Streaming failures are the worst kind of incidents: your API call can look successful while users still get a broken experience—cut-off answers, truncated JSON, missing tool outputs, or long “hangs” after the first tokens.
The fastest way to stop guessing is to instrument streaming so you can answer one question with confidence:
Did the model stream actually finish, or did it stop “silently”?
In this post, I’ll show you the logging shape I use to detect streaming interruptions, plus a practical checklist to find the root cause quickly.
Why streaming “success” is not success
When you stream, you have more failure modes than plain REST calls. A request can return HTTP 200 and still be wrong in practice:
- the stream starts, but ends early
- chunks stop arriving (stall)
- the stream ends with fewer tokens than expected
- streaming completes but the output is malformed (e.g., incomplete JSON)

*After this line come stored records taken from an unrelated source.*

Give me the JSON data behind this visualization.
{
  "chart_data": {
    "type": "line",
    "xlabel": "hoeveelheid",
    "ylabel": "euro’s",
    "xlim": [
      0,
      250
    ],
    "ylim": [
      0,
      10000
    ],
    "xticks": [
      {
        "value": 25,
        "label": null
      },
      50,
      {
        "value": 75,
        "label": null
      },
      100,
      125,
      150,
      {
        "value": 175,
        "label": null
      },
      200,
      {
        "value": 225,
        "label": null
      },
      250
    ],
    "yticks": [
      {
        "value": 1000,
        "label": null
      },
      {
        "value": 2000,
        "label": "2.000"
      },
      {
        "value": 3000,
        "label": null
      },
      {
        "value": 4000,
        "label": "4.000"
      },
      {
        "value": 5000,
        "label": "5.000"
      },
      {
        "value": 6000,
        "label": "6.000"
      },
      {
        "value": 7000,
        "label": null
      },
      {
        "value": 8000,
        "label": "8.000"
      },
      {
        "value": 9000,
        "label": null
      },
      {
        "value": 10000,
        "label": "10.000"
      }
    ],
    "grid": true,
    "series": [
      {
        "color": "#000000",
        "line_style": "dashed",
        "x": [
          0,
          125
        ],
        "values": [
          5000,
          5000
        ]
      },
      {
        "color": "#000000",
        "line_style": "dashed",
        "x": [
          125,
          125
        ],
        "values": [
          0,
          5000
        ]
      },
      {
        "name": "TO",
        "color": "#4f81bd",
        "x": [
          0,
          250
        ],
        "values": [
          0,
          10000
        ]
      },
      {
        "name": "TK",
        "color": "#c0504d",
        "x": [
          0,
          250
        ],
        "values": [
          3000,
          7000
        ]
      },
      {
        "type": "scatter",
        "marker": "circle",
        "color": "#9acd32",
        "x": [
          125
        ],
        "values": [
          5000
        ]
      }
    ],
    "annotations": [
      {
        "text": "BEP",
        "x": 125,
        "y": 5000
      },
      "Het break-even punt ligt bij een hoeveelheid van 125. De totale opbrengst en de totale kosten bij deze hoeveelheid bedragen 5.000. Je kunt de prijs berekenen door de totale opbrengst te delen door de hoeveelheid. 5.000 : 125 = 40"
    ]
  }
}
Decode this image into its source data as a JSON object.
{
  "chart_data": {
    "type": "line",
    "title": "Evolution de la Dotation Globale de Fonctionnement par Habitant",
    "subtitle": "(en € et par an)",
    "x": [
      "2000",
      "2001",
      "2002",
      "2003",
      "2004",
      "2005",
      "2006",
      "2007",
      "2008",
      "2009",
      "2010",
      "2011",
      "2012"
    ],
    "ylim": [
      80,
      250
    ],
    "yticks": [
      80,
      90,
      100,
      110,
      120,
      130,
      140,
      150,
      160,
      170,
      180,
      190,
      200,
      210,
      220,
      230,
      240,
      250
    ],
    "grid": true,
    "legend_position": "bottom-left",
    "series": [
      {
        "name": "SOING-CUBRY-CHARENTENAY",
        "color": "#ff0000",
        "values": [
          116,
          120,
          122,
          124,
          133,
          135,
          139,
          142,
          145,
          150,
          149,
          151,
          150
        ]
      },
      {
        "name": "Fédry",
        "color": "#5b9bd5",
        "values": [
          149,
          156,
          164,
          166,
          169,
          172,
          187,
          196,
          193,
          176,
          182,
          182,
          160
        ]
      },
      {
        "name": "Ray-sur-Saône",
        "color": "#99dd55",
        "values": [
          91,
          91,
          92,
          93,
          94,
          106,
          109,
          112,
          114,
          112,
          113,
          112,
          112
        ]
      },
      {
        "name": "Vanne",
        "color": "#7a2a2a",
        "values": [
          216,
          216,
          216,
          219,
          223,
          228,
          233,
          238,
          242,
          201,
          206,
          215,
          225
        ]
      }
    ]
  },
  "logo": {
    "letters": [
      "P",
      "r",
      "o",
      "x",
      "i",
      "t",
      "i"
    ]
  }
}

- the client disconnects mid-stream
- retries and fallbacks hide the original failure from user reports
If your logs only capture status code and latency, you’ll miss the real issue. You need stream lifecycle and what you actually received.
The logging schema that makes streaming debuggable
For every logical LLM request, log enough information to answer four questions:
- Was the stream finished?
- How much data did we receive (chunks/tokens)?
- Why did it stop (stop vs interruption / completion reason)?
- Did retry or fallback hide it?
Below is a minimal event model you can adapt.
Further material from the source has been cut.